Pour la première fois depuis vingt ans, la crise politique a été évitée non pas grâce ou malgré Berlusconi, mais dans l’indifférence absolue de ce qu’a pu faire ou ne pas faire le Cavaliere, prisonnier depuis des jours d’une spirale infernale qui l’a fait changer de position au moins une dizaine de fois. Le fait qu’à l’issue d’une journée parlementaire mouvementée, et d’une certaine manière historique, le leader du centre-droit, comme pétrifié, ait annoncé personnellement au Sénat, à la surprise générale, qu’il voterait la confiance (alors qu’il avait ordonné la démission de ses ministres le 28 septembre et qu’il avait demandé peu de temps auparavant à ses sénateurs de voter la défiance), n’a eu aucune influence sur l’issue de la partie de poker complexe qui s’est jouée ces derniers jours.

Les dés étaient d’ores et déjà jetés, depuis que les dissidents du PDL avaient annoncé, dans la nuit du 1er au 2 octobre, qu’ils ne lâcheraient pas le gouvernement, lequel pouvait ainsi compter sur l’appui d’un nombre suffisant de parlementaires pour lui assurer une nouvelle majorité au Palazzo Madama [le siège du Sénat].

Ainsi, celui qui fut le symbole de la Deuxième République [le cadre institutionnel né après le raz-de-marée de l’enquête anti-corruption "Mains Propres" au début des années 1990], la pièce maîtresse de tous les chapitres politiques de ces vingt dernières années, le leader qui était toujours parvenu à jouer un rôle déterminant non seulement dans son propre camp mais également dans le camp adverse, est devenu partout superflu.

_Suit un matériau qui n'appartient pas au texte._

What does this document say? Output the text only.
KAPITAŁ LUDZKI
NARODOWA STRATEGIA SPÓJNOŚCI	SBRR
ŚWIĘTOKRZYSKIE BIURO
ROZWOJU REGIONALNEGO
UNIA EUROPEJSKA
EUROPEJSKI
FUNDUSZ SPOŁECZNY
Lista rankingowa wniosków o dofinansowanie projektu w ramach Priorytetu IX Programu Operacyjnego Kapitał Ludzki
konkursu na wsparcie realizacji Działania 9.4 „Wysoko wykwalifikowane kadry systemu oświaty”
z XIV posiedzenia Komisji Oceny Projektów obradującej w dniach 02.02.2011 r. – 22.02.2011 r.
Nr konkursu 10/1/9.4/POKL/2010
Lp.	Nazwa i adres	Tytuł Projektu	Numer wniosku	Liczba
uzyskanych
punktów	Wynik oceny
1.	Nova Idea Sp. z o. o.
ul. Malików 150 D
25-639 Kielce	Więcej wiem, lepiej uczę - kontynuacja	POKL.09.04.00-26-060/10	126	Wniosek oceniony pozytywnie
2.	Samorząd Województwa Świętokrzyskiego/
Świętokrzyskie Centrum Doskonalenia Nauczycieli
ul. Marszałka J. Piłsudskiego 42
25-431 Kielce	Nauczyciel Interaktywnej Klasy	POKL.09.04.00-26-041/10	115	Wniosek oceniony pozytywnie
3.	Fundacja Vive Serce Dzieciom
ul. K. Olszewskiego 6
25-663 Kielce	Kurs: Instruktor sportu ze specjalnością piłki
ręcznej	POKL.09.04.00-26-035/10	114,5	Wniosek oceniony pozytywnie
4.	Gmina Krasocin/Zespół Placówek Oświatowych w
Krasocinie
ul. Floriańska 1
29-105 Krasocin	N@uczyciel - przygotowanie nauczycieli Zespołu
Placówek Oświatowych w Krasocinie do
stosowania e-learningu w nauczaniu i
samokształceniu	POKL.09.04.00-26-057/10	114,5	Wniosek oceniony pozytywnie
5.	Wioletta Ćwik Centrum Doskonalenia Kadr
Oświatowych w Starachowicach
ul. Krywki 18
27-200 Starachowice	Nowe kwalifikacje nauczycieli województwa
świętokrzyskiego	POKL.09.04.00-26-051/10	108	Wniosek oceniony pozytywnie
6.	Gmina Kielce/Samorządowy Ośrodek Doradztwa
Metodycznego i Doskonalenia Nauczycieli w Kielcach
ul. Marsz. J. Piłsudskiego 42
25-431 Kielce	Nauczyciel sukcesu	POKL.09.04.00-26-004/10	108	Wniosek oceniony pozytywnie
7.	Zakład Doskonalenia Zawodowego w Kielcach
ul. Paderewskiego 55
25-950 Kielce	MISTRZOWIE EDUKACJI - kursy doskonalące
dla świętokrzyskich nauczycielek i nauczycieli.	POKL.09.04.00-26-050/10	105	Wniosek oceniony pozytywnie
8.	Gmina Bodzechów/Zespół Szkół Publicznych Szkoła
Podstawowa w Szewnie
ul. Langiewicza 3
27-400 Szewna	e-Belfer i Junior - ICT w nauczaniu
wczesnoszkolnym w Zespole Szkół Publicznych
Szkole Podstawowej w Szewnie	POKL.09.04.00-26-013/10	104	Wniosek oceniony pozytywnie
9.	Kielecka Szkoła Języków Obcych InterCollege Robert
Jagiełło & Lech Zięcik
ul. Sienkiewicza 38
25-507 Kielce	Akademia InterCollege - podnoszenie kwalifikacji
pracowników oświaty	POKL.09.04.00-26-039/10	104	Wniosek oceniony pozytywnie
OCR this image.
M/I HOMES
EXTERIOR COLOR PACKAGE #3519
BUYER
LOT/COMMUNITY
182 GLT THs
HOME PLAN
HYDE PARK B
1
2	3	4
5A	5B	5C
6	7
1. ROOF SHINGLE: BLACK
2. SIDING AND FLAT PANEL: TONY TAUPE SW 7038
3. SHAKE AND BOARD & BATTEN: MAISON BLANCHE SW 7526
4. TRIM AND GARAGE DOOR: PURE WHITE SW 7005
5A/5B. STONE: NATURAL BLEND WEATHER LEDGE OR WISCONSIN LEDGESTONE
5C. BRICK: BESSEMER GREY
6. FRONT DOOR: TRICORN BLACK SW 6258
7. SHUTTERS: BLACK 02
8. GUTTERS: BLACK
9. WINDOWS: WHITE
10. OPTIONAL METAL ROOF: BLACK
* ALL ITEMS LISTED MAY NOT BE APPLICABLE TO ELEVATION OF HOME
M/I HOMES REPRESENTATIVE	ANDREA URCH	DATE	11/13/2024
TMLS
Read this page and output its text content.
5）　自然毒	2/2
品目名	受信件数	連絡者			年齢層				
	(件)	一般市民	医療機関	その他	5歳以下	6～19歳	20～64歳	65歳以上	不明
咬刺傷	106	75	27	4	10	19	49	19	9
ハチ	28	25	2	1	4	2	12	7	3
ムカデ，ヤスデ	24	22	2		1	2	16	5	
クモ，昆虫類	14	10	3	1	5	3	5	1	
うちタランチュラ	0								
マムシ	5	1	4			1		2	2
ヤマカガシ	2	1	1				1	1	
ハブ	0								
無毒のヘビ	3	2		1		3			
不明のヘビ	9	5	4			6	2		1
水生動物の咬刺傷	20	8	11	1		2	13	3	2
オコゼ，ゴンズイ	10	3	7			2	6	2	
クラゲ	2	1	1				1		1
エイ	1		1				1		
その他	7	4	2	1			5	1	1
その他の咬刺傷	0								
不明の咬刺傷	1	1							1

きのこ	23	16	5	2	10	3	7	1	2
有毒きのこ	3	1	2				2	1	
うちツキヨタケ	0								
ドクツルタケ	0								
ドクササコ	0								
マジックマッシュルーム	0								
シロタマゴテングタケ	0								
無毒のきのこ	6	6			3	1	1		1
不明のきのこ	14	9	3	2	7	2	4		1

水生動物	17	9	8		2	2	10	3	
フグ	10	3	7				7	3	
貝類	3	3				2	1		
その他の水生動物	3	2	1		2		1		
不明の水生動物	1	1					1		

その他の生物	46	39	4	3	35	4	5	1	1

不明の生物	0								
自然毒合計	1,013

Berlusconi n’en revenait pas, et a il mis quelques heures à se rendre compte de ce qui s’était passé. Puis, lorsqu’il a compris, il s’est résigné à être utile et à voter pour le gouvernement, pour ne pas être le témoin de la scission de son parti. Son leadership charismatique, qui jusqu’au 30 septembre au soir, lui avait permis d’éviter toute forme de débat interne, a subitement volé en éclats.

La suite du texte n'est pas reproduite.